If I have an animation that I want to play at a certain FPS on the users screen, how would I accomplish this? I've seen some people do this:

function render()
{
    setTimeout(draw(), 1000/60);  // 60 fps?
}

Is that the proper way to do it?

What happens if someone's computer is too slow to handle the geometry in the scene? Is there someway to do frame skipping in order to keep their framerate at the target rate but skipping certain frames in order to stay there?

@mrdoob
Owner

I think this is the simplest and most respectful (for the other tabs and user's cpu) solution...

setInterval( function () {

    requestAnimationFrame( draw );

}, 1000 / 60 );

What happens if someone's computer is too slow to handle the geometry in the scene? Is there someway to do frame skipping in order to keep their framerate at the target rate but skipping certain frames in order to stay there?

Well, a proper way to deal with that is by animating using a timer instead (please, do it):

currentTime = new Date().getTime();
delta = currentTime - previousTime;
previousTime = currentTime;

object.position.z += delta;
@mrdoob
Owner

Actually that solution is not right... using the Page Visibility API should be more correct.
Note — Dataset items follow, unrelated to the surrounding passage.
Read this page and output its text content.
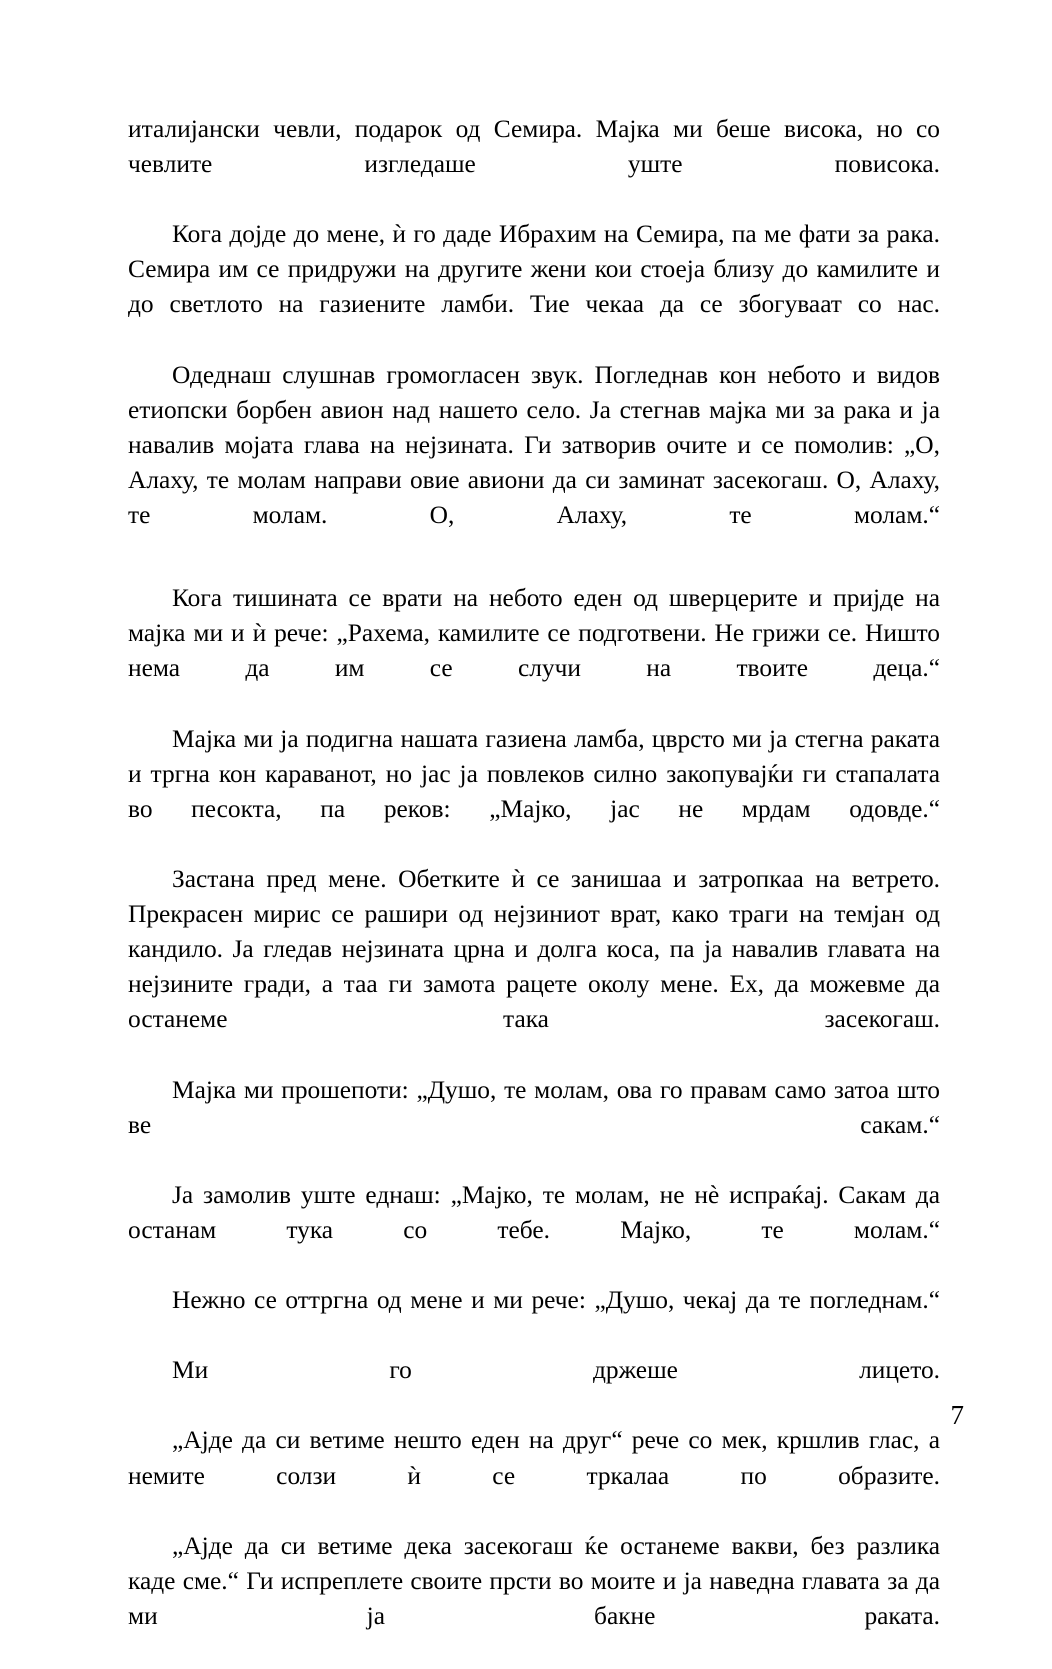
италијански чевли, подарок од Семира. Мајка ми беше висока, но со чевлите изгледаше уште повисока.

Кога дојде до мене, ѝ го даде Ибрахим на Семира, па ме фати за рака. Семира им се придружи на другите жени кои стоеја близу до камилите и до светлото на газиените ламби. Тие чекаа да се збогуваат со нас.

Одеднаш слушнав громогласен звук. Погледнав кон небото и видов етиопски борбен авион над нашето село. Ја стегнав мајка ми за рака и ја навалив мојата глава на нејзината. Ги затворив очите и се помолив: „О, Алаху, те молам направи овие авиони да си заминат засекогаш. О, Алаху, те молам. О, Алаху, те молам.“

Кога тишината се врати на небото еден од шверцерите и пријде на мајка ми и ѝ рече: „Рахема, камилите се подготвени. Не грижи се. Ништо нема да им се случи на твоите деца.“

Мајка ми ја подигна нашата газиена ламба, цврсто ми ја стегна раката и тргна кон караванот, но јас ја повлеков силно закопувајќи ги стапалата во песокта, па реков: „Мајко, јас не мрдам одовде.“

Застана пред мене. Обетките ѝ се занишаа и затропкаа на ветрето. Прекрасен мирис се рашири од нејзиниот врат, како траги на темјан од кандило. Ја гледав нејзината црна и долга коса, па ја навалив главата на нејзините гради, а таа ги замота рацете околу мене. Ех, да можевме да останеме така засекогаш.

Мајка ми прошепоти: „Душо, те молам, ова го правам само затоа што ве сакам.“

Ја замолив уште еднаш: „Мајко, те молам, не нѐ испраќај. Сакам да останам тука со тебе. Мајко, те молам.“

Нежно се оттргна од мене и ми рече: „Душо, чекај да те погледнам.“

Ми го држеше лицето.

„Ајде да си ветиме нешто еден на друг“ рече со мек, кршлив глас, а немите солзи ѝ се тркалаа по образите.

„Ајде да си ветиме дека засекогаш ќе останеме вакви, без разлика каде сме.“ Ги испреплете своите прсти во моите и ја наведна главата за да ми ја бакне раката.

7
Albeit it would only work on webkit browsers by now:

setInterval( function () {

    if ( ! document.webkitHidden ) requestAnimationFrame( draw );

}, 1000 / 60 );

There is also this other more correct solution but also harder to grasp:

var start = window.animationTime;
var rate = 10; // Hz
var duration = 10; // s
var lastFrameNumber;
function animate() {
  var elapsed = window.animationTime - start;
  if (elapsed < duration) {
    window.requestAnimationFrame(animate);
  }
  var frameNumber = Math.round(elapsed/(1000/rate));
  if (frameNumber == lastFrameNumber)
    return;
  lastFrameNumber = frameNumber;
  // ... update the display based on frameNumber ...
}
window.requestAnimationFrame(animate);
@Jakobud

I'll have to pick apart that last one to understand it a bit more. Thanks for the reply! They make sense now that I see them!

@Jakobud Jakobud closed this
@Jakobud Jakobud reopened this
@mrdoob mrdoob closed this
@Jakobud

Where are you getting window.animationTime ?

@mrdoob
Owner

you can probably replace that with new Date().getTime().

@Jakobud

Any opinion on creating a new Date object on every frame?

@mrdoob
Owner

Needs to be done.

@gero3

Actually that is not completely true,
As normally requestAnimationFrame should give the timestamp as first argument on its callback.
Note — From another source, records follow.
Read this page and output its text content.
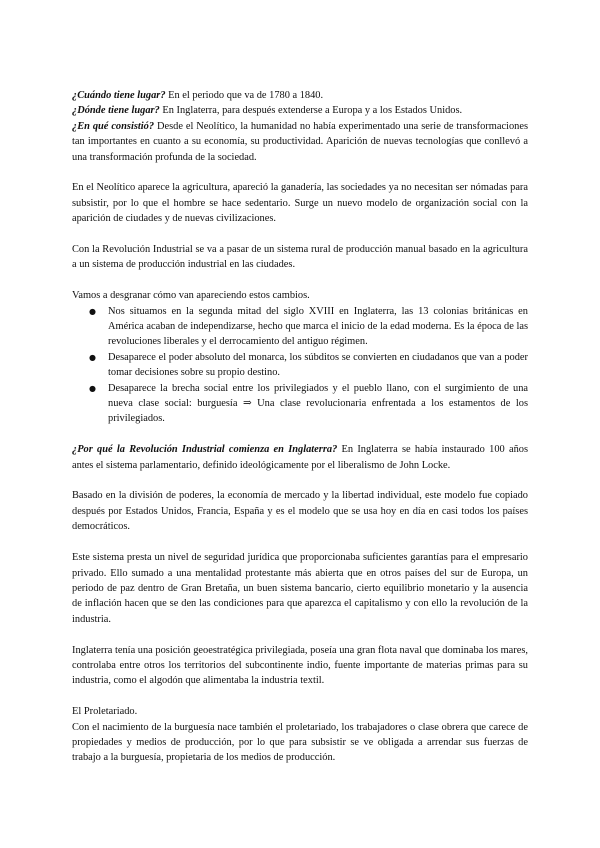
¿Cuándo tiene lugar? En el periodo que va de 1780 a 1840.

¿Dónde tiene lugar? En Inglaterra, para después extenderse a Europa y a los Estados Unidos.

¿En qué consistió? Desde el Neolítico, la humanidad no había experimentado una serie de transformaciones tan importantes en cuanto a su economía, su productividad. Aparición de nuevas tecnologías que conllevó a una transformación profunda de la sociedad.

En el Neolítico aparece la agricultura, apareció la ganadería, las sociedades ya no necesitan ser nómadas para subsistir, por lo que el hombre se hace sedentario. Surge un nuevo modelo de organización social con la aparición de ciudades y de nuevas civilizaciones.

Con la Revolución Industrial se va a pasar de un sistema rural de producción manual basado en la agricultura a un sistema de producción industrial en las ciudades.

Vamos a desgranar cómo van apareciendo estos cambios.

● Nos situamos en la segunda mitad del siglo XVIII en Inglaterra, las 13 colonias británicas en América acaban de independizarse, hecho que marca el inicio de la edad moderna. Es la época de las revoluciones liberales y el derrocamiento del antiguo régimen.
● Desaparece el poder absoluto del monarca, los súbditos se convierten en ciudadanos que van a poder tomar decisiones sobre su propio destino.
● Desaparece la brecha social entre los privilegiados y el pueblo llano, con el surgimiento de una nueva clase social: burguesía ⇒ Una clase revolucionaria enfrentada a los estamentos de los privilegiados.

¿Por qué la Revolución Industrial comienza en Inglaterra? En Inglaterra se había instaurado 100 años antes el sistema parlamentario, definido ideológicamente por el liberalismo de John Locke.

Basado en la división de poderes, la economía de mercado y la libertad individual, este modelo fue copiado después por Estados Unidos, Francia, España y es el modelo que se usa hoy en día en casi todos los países democráticos.

Este sistema presta un nivel de seguridad jurídica que proporcionaba suficientes garantías para el empresario privado. Ello sumado a una mentalidad protestante más abierta que en otros países del sur de Europa, un periodo de paz dentro de Gran Bretaña, un buen sistema bancario, cierto equilibrio monetario y la ausencia de inflación hacen que se den las condiciones para que aparezca el capitalismo y con ello la revolución de la industria.

Inglaterra tenía una posición geoestratégica privilegiada, poseía una gran flota naval que dominaba los mares, controlaba entre otros los territorios del subcontinente indio, fuente importante de materias primas para su industria, como el algodón que alimentaba la industria textil.

El Proletariado.

Con el nacimiento de la burguesía nace también el proletariado, los trabajadores o clase obrera que carece de propiedades y medios de producción, por lo que para subsistir se ve obligada a arrendar sus fuerzas de trabajo a la burguesía, propietaria de los medios de producción.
requestAnimationFrame( draw );

var draw = function(timeStamp){

};

Altough I don't know the support of this argument in the different browsers.

@zz85

i remembered time not passed in safari's requestAnimationFrame. ended using Date.now() if timestamp is not available.

@mrdoob
Owner

As normally requestAnimationFrame should give the timestamp as first argument on its callback.

Oh wow, didn't knew that :)

i remembered time not passed in safari's requestAnimationFrame. ended using Date.now() if timestamp is not available.

No surprise there... :/

@zz85

btw @mrdoob, any reasons to still use new Date().getTime(); if Date.now() is faster? IE perhaps?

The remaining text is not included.